Synergy is the operative word in this game. You get XP for combat skills, XP for levels, Energy from unlocking knowledge in the game’s extensive collection of lore snippets (quite a few named characters have short background blurbs. When you’re waiting for you energy to come back, you can fight—if you get bored of that, you can fish. You can even leave the game on and not feel like you’re wasting time as you regain energy faster. The incentive to leave it on at all times is strange to me—it smacks of Eve, where you played the game in the background while doing other things—but it’s nice to see something that rewards you if you just idle, so players don’t feel pressured to get up and eat or walk around once in a while.
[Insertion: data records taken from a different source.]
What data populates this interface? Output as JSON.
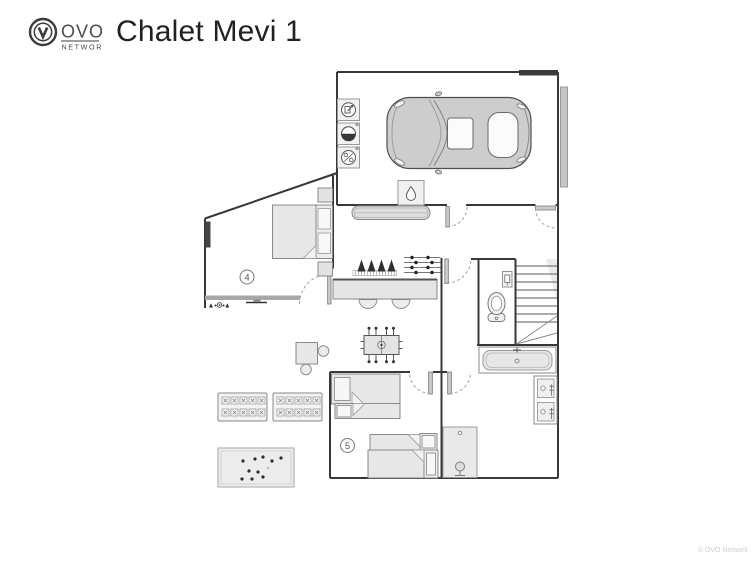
{
  "header": {
    "logo": {
      "text": "OVO",
      "subtext": "NETWORK"
    },
    "title": "Chalet Mevi 1"
  },
  "floorplan": {
    "rooms": [
      {
        "name": "bedroom-4",
        "number": "4"
      },
      {
        "name": "bedroom-5",
        "number": "5"
      }
    ],
    "colors": {
      "wall": "#383838",
      "furniture_fill": "#e7e7e7",
      "furniture_stroke": "#8a8a8a",
      "car_fill": "#cdcdcd",
      "window_glazing": "#a8a8a8",
      "dark_icon": "#2f2f2f"
    },
    "icons": [
      "boot-room-appliance",
      "washing-machine",
      "tumble-dryer",
      "water-heater-drop",
      "car",
      "garage-door",
      "bench",
      "boot-warmer",
      "ski-rack",
      "counter-chairs",
      "double-bed",
      "bunk-beds",
      "foosball-table",
      "games-table",
      "locker-unit",
      "rug",
      "toilet",
      "flush-plate",
      "stairs",
      "bathtub",
      "twin-sinks",
      "shower"
    ]
  },
  "footer": {
    "copyright": "© OVO Network"
  }
}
The voice acting is, in a word, terrible—delivery is inconsistent and forced, and some of it is downright laughable. Hearing a soldier mutter his lines so that they could barely be heard made me glad there were subtitles. The translation from Korean isn’t stellar, either, with “on the Improve” and other such awkward translations dotting the game.
The biggest issue for me is how dense the complexity makes the game. Crafting, particularly cooking, requires a lot of experimentation or wiki-diving, and finding out the game’s systems isn’t always represented, even in the quests. There are always quests that give you reasons to gather or play the many mini-games—moving a wheel-barrow requires you keep a cursor in between two points, and the fishing system is actually rather fun.
Like many MMO launches, this one had its issues—-mostly lying in difficulty redeeming preorder items, but there is a persistent spawning bug that made some quests unbeatable, where enemies would not reappear, leaving empty areas without foes to fight. They eventually reappear, but it needs to be fixed, as we all share a world. I found that competition for spawns wasn’t too bad without the bug—you don’t get quest credit or drops if someone ‘tags’ a foe, but you still get combat XP for fighting if you kill an enemy someone has already engaged.
There are whole sections of the map I have not explored yet, and more that will be unlocked in further expansions. I am still playing, which is always a key for games, and will be reporting more when I hit end-game and see what’s available. There will always be more to do in the Black Desert.
The Reviewer did not redeem the item/horse package that was given with the review copy until AFTER the review was written. All experiences written within this review were without the aforementioned bonus content.